Особой величавой походкой, не властителя, а ученого богослова, кадий приблизился к кафедре; грузный в широкополом кафтане — джуббе — и огромной чалме, поддерживаемый под руки служками, взобрался по ступеням, расположился поудобней, воздев руки, возгласил хутбу — благопожелание здравствующему государю Гияседдину Эб-уль-Фетху Мехмеду бин Эбу Язиду Эль-Кирешчи, или, попросту говоря, султану Мехмеду Челеби.

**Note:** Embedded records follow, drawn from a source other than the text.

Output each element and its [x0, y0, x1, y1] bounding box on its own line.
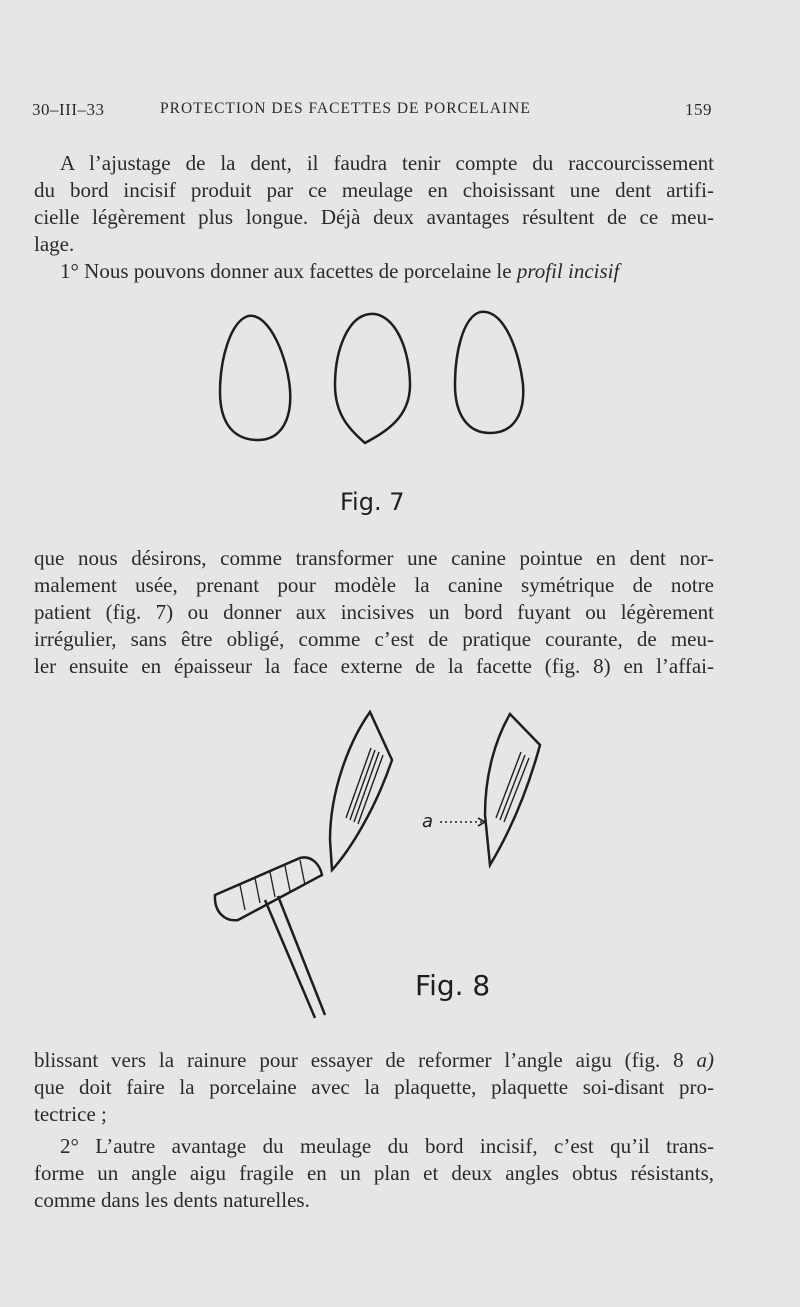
para2-italic: profil incisif: [516, 259, 620, 283]
mandrel-shaft: [265, 896, 325, 1018]
para4-text: blissant vers la rainure pour essayer de reformer l’angle aigu (fig. 8: [34, 1048, 684, 1072]
figure-8-label-a: a: [422, 811, 434, 832]
text-line: A l’ajustage de la dent, il faudra tenir compte du raccourcissement: [60, 151, 714, 175]
tooth-outline-2: [335, 314, 410, 443]
text-line: [34, 258, 714, 285]
text-line: que doit faire la porcelaine avec la plaquette, plaquette soi-disant pro-: [34, 1075, 714, 1099]
figure-7: [200, 300, 560, 530]
paragraph-3: [34, 545, 714, 680]
paragraph-1: [34, 150, 714, 258]
header-title: PROTECTION DES FACETTES DE PORCELAINE: [160, 100, 531, 117]
figure-7-caption: Fig. 7: [340, 488, 405, 516]
text-line: cielle légèrement plus longue. Déjà deux avantages résultent de ce meu-: [34, 205, 714, 229]
text-line: forme un angle aigu fragile en un plan et deux angles obtus résistants,: [34, 1161, 714, 1185]
tooth-outline-1: [220, 316, 290, 440]
paragraph-5: [34, 1133, 714, 1214]
text-line: du bord incisif produit par ce meulage en choisissant une dent artifi-: [34, 178, 714, 202]
facet-right-hatching: [496, 752, 529, 822]
text-line: comme dans les dents naturelles.: [34, 1188, 310, 1212]
header-date: 30–III–33: [32, 100, 105, 119]
paragraph-2: [34, 258, 714, 285]
text-line: que nous désirons, comme transformer une canine pointue en dent nor-: [34, 546, 714, 570]
text-line: ler ensuite en épaisseur la face externe de la facette (fig. 8) en l’affai-: [34, 654, 714, 678]
page-number: 159: [685, 100, 712, 119]
text-line: malement usée, prenant pour modèle la canine symétrique de notre: [34, 573, 714, 597]
tooth-outline-3: [455, 312, 523, 433]
paragraph-4: [34, 1047, 714, 1128]
running-header: [32, 100, 712, 130]
text-line: [34, 1047, 714, 1074]
text-line: tectrice ;: [34, 1102, 107, 1126]
para4-ref-a: a): [696, 1048, 714, 1072]
figure-8-caption: Fig. 8: [415, 969, 491, 1002]
text-line: patient (fig. 7) ou donner aux incisives un bord fuyant ou légèrement: [34, 600, 714, 624]
text-line: 2° L’autre avantage du meulage du bord incisif, c’est qu’il trans-: [60, 1134, 714, 1158]
figure-8: [200, 700, 560, 1030]
facet-right: [485, 714, 540, 865]
para2-text: 1° Nous pouvons donner aux facettes de porcelaine le: [60, 259, 512, 283]
text-line: lage.: [34, 232, 75, 256]
text-line: irrégulier, sans être obligé, comme c’est de pratique courante, de meu-: [34, 627, 714, 651]
facet-left-hatching: [346, 748, 383, 824]
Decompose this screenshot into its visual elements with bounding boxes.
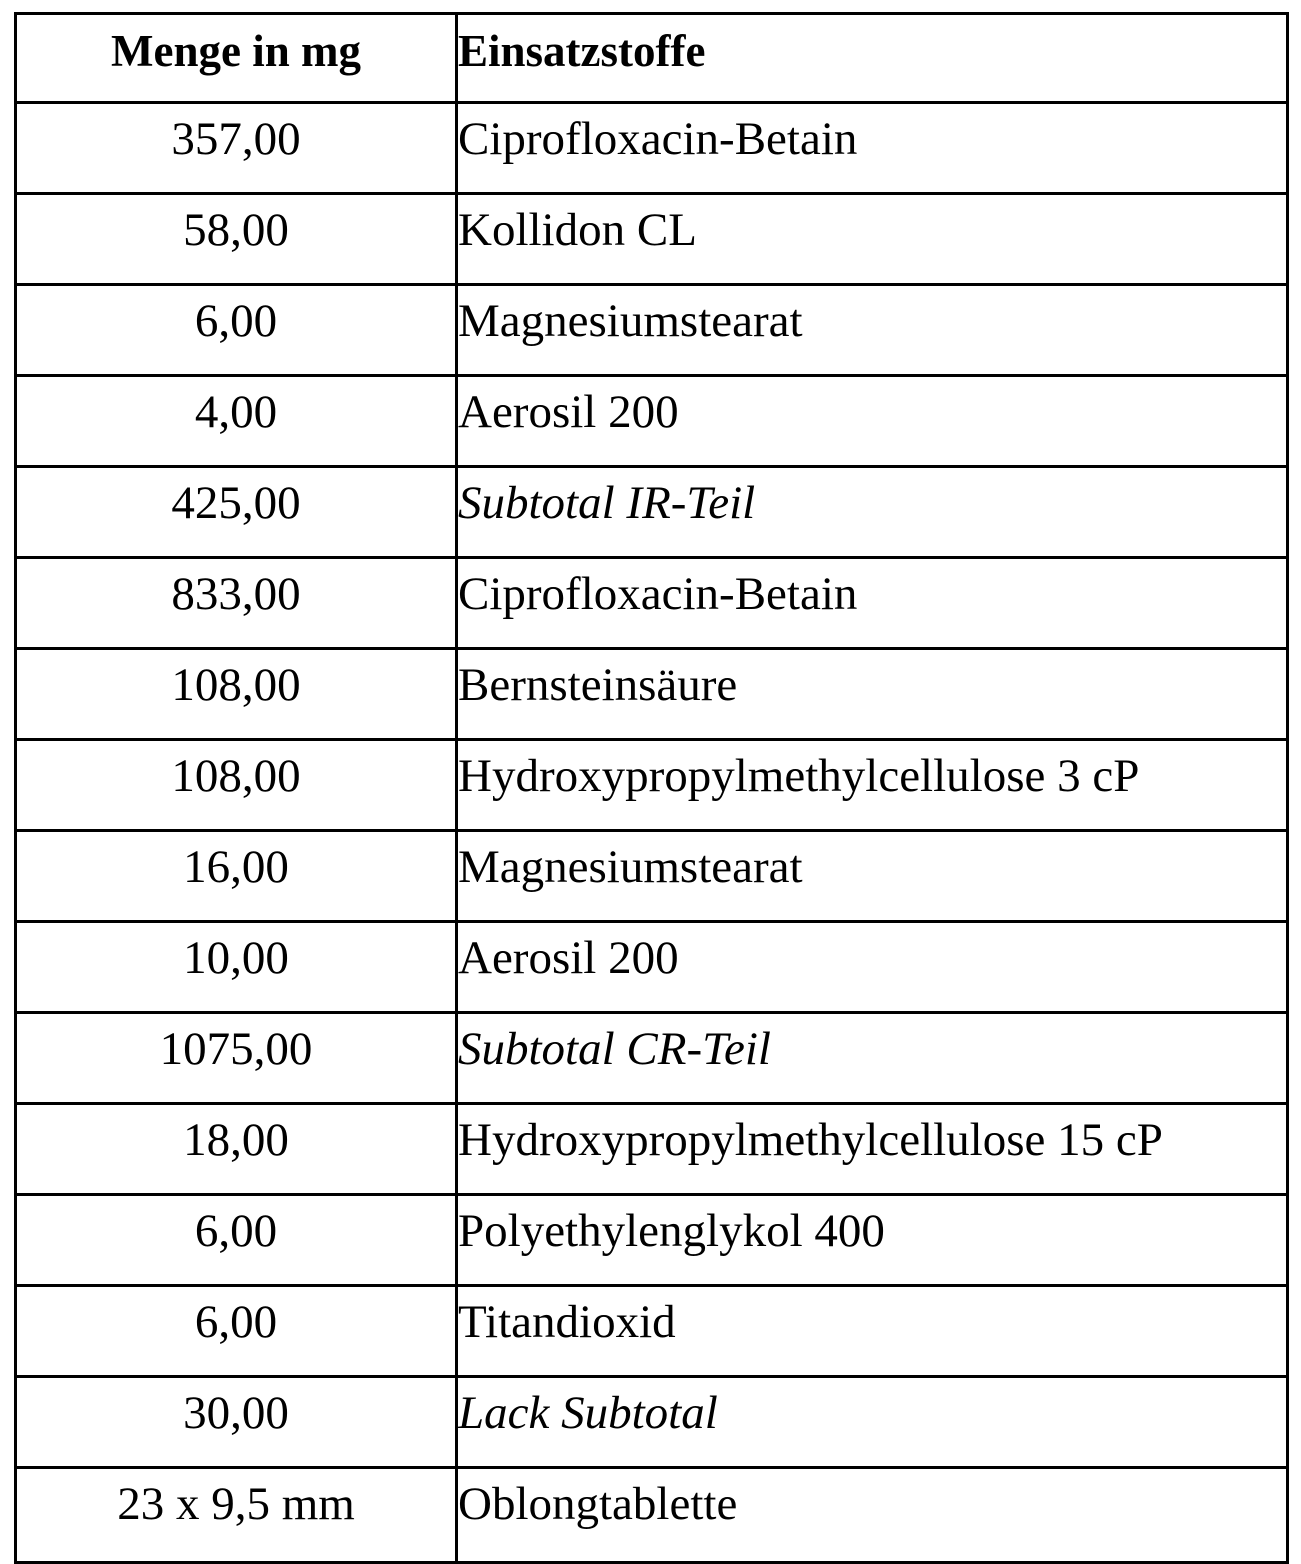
table-row xyxy=(16,1104,1288,1195)
ingredients-table xyxy=(14,12,1289,1564)
subtotal-label-cell: Subtotal IR-Teil xyxy=(457,467,1288,558)
table-row xyxy=(16,1195,1288,1286)
table-row xyxy=(16,649,1288,740)
substance-cell: Aerosil 200 xyxy=(457,376,1288,467)
amount-cell: 58,00 xyxy=(16,194,457,285)
substance-cell: Kollidon CL xyxy=(457,194,1288,285)
amount-cell: 6,00 xyxy=(16,285,457,376)
table-row xyxy=(16,1013,1288,1104)
header-substance: Einsatzstoffe xyxy=(457,14,1288,103)
table-row xyxy=(16,285,1288,376)
substance-cell: Polyethylenglykol 400 xyxy=(457,1195,1288,1286)
substance-cell: Aerosil 200 xyxy=(457,922,1288,1013)
table-row xyxy=(16,1286,1288,1377)
amount-cell: 108,00 xyxy=(16,740,457,831)
amount-cell: 23 x 9,5 mm xyxy=(16,1468,457,1563)
substance-cell: Magnesiumstearat xyxy=(457,285,1288,376)
table-row xyxy=(16,558,1288,649)
amount-cell: 1075,00 xyxy=(16,1013,457,1104)
substance-cell: Hydroxypropylmethylcellulose 15 cP xyxy=(457,1104,1288,1195)
subtotal-label-cell: Lack Subtotal xyxy=(457,1377,1288,1468)
amount-cell: 425,00 xyxy=(16,467,457,558)
amount-cell: 4,00 xyxy=(16,376,457,467)
header-amount: Menge in mg xyxy=(16,14,457,103)
amount-cell: 16,00 xyxy=(16,831,457,922)
table-row xyxy=(16,1377,1288,1468)
table-row xyxy=(16,831,1288,922)
table-row xyxy=(16,467,1288,558)
substance-cell: Hydroxypropylmethylcellulose 3 cP xyxy=(457,740,1288,831)
table-row xyxy=(16,103,1288,194)
table-row xyxy=(16,376,1288,467)
substance-cell: Ciprofloxacin-Betain xyxy=(457,558,1288,649)
table-row xyxy=(16,740,1288,831)
amount-cell: 833,00 xyxy=(16,558,457,649)
amount-cell: 357,00 xyxy=(16,103,457,194)
subtotal-label-cell: Subtotal CR-Teil xyxy=(457,1013,1288,1104)
table-row xyxy=(16,922,1288,1013)
amount-cell: 6,00 xyxy=(16,1286,457,1377)
table-row xyxy=(16,1468,1288,1563)
amount-cell: 6,00 xyxy=(16,1195,457,1286)
table-row xyxy=(16,194,1288,285)
amount-cell: 18,00 xyxy=(16,1104,457,1195)
substance-cell: Bernsteinsäure xyxy=(457,649,1288,740)
substance-cell: Ciprofloxacin-Betain xyxy=(457,103,1288,194)
amount-cell: 108,00 xyxy=(16,649,457,740)
substance-cell: Magnesiumstearat xyxy=(457,831,1288,922)
table-header-row xyxy=(16,14,1288,103)
amount-cell: 30,00 xyxy=(16,1377,457,1468)
amount-cell: 10,00 xyxy=(16,922,457,1013)
substance-cell: Titandioxid xyxy=(457,1286,1288,1377)
substance-cell: Oblongtablette xyxy=(457,1468,1288,1563)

Каждую проповедь принято начинать с толкования какого-либо стиха Корана. Выдержав паузу, Куббеддин прочел: «Творя молитву, простирайтесь ниц». То был тринадцатый стих из шестьдесят второй суры Корана; толкование его принадлежит к одному из начальных разделов богословия, где трактуются обязанности верующих по отношению к культу, и не составляет труда для муллы, едва закончившего медресе. Изъяснение Куббеддина и не отличалось от таковых: мысли заезжены, примеры и сравнения избиты, как старая обувь. Но зато он в совершенстве владел искусством, растягивая слова, постепенно возвышать голос до того предела, когда проповедь начинала звучать повелением не Куббеддина, а самого Аллаха и давно известное наполнялось сознанием необычайной значительности.
Споспешники Бедреддина быстро заскучали: они привыкли внимать не голосу, а мысли, ценить не столько красоту слога, сколько заключенное в словах содержание. Анкарец Маджнун, разглядывавший зеленые узоры на изразцовых стенах, где стебли, листья, лепестки и бутоны сливались в видимый глазом ритм, вдруг обнаружил, что ритм этот странным образом совпадает с теченьем речи Куббеддина, и принялся раскачиваться ей в такт. Абдуселям, некогда изучавший риторику по книгам древних греков, с удивлением следил за тем, как кадий долго возвышает и возвышает свой голос, а все не найдет предела, за коим неизбежен спад.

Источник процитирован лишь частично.